Boundary nodes throttling users access to query and update calls of canisters on subnet pjljw
Summary
An NFT project launched fully on 2021-09-01 20:00 UTC with earlier waves at 2021-09-01 16:00 UTC and 2021-09-01 19:00 UTC. The first wave at 16:00 UTC kicked off an increased volume of traffic to the subnet pjljw.
This traffic increased steadily and started to hit against the rate limits configured on the boundary nodes. The boundary nodes began limiting requests to canisters on the subnet. This caused impact to the project’s canister (responsible for the vast majority of the traffic):
As well as other canisters on the subnet.
The effective impact of this was that many users were unable to load applications on the webpage or interact with canisters as the majority of messages during this period of time were either rate limited or rejected by the replica. In the project’s case, many users were unable to load the application fully and claim their NFT.
During the peak period at 20:00 UTC, traffic increased dramatically, peaking at just over 38k requests/sec.
During earlier waves, the replicas and subnet behaved normally. During the peak period, an influx of heavy update traffic (202 call submit) came in going from 18 updates/s to over 1k updates/s to the subnet.
Close up for the critical time period:
This caused a dip in finalization rate from around 1 block/s to a bit over 0.3 blocks/s.
During this period, heavy ingress message throttling was observed, reaching levels of over 50 messages/s.
Execution round instruction went to over 1.8 billion and execution rounds were taking around 2.5 seconds (with large outliers).
During the peak period, client side (browser console log) visiting the project’s asset canister, directly served from the IC, shows a ton of error code 500 returned from boundary.ic0.app. Its frontend requires many assets to load to become fully functional: this explains why so many users were not able to do anything except keep reloading the page.
Timeline (UTC)
- 2021-09-01T16:00 - The first wave of NFT claiming and countdown starts.
- 2021-09-01T16:15 - Rate limiting by the boundary nodes is observed on query calls, a pattern which continues to increase as 20:00 approaches.
- 2021-09-01T19:00 - The second wave of NFT claiming occurs; this causes further increases in traffic, but update volume is still low as this group has a limited number of participants.

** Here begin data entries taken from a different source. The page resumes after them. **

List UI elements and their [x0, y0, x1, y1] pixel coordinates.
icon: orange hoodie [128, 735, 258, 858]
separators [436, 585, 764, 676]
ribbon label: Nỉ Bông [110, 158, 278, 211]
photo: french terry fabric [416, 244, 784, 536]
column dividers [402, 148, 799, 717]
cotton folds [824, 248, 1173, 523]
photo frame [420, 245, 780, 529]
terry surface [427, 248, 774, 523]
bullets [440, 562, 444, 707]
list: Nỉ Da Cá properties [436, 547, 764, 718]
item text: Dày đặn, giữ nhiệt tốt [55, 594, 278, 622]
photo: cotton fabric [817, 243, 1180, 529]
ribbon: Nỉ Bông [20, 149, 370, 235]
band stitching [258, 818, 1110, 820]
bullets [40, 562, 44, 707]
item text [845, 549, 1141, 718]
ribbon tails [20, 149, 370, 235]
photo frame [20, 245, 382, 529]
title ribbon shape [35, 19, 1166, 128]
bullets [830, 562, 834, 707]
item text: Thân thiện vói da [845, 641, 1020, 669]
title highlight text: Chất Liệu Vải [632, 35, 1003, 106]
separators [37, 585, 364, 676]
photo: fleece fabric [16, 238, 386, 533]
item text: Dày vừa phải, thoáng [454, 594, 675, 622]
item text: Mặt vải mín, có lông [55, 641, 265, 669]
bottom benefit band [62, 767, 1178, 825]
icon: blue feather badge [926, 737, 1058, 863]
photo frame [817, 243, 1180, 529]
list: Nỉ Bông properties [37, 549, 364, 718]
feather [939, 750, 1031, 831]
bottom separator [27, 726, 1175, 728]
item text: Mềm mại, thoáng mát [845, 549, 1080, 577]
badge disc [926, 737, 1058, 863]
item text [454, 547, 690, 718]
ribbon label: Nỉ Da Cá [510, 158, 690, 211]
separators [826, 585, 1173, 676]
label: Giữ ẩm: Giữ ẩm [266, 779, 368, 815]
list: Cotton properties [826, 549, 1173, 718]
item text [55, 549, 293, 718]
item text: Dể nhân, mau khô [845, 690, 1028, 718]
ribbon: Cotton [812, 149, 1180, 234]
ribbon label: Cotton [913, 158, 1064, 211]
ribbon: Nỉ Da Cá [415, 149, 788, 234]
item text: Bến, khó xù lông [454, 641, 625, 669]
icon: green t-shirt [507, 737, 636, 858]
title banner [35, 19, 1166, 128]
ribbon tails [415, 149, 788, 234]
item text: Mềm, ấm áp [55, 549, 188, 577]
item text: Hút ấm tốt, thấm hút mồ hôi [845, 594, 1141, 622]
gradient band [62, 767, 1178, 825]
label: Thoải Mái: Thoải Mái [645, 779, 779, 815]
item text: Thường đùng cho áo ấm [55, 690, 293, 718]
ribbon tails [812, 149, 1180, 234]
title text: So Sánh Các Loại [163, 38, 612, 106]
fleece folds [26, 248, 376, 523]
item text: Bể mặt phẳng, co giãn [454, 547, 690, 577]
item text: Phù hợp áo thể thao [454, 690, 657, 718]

- 2021-09-01T20:00 - The main drop of NTFs occurs and traffic dramatically increases, peaking at 38k req/s to the boundary nodes. Subnet pjljw finalization rate drops to 0.3 blocks/s
- 2021-09-01T20:05 - The ICA dashboard is observed to fail to load during this period.
- 2021-09-01T20:40 - Traffic tapers off as the drop ends and project shows sold out. Traffic drops to 10k req/s and continues to drop as time goes on.
- 2021-09-01T20:45 - The ICA dashboard returns to normal operation.
- 2021-09-01T20:45 - Subnet pjljw returns back to normal finalization rate.
What caused the disruption?
High query load to a few canisters caused the rate limiting. The high update load caused the subnet performance to degrade afterwards. These two factors resulted in the project’s applications along with other canisters on the subnet being inaccessible to many users.
What went wrong?
The IC replicas were not serving real user traffic anywhere close to the theoretical maximum rate.
What went right?
The subnet pjljw continued processing queries and updates and did not fail despite the high traffic. The boundary nodes also continued successfully serving traffic. The rate limiting protections worked well and protected the subnet from the bulk of the traffic, which unfiltered could have caused more disruption in the subnetwork replicas.
Follow-up action Items
- Improve documentation on how to scale decentralized applications on the IC.
- Enable (standards compliant) caching of HTTP on the boundary nodes and communicate best practices to developers.
- Evaluate query API call result caching on replicas within a block interval.
- Use more threads for Execution (currently we are single threaded using 1 of 64 cores).
- Load test and tune the rate limits based on more realistic traffic loads.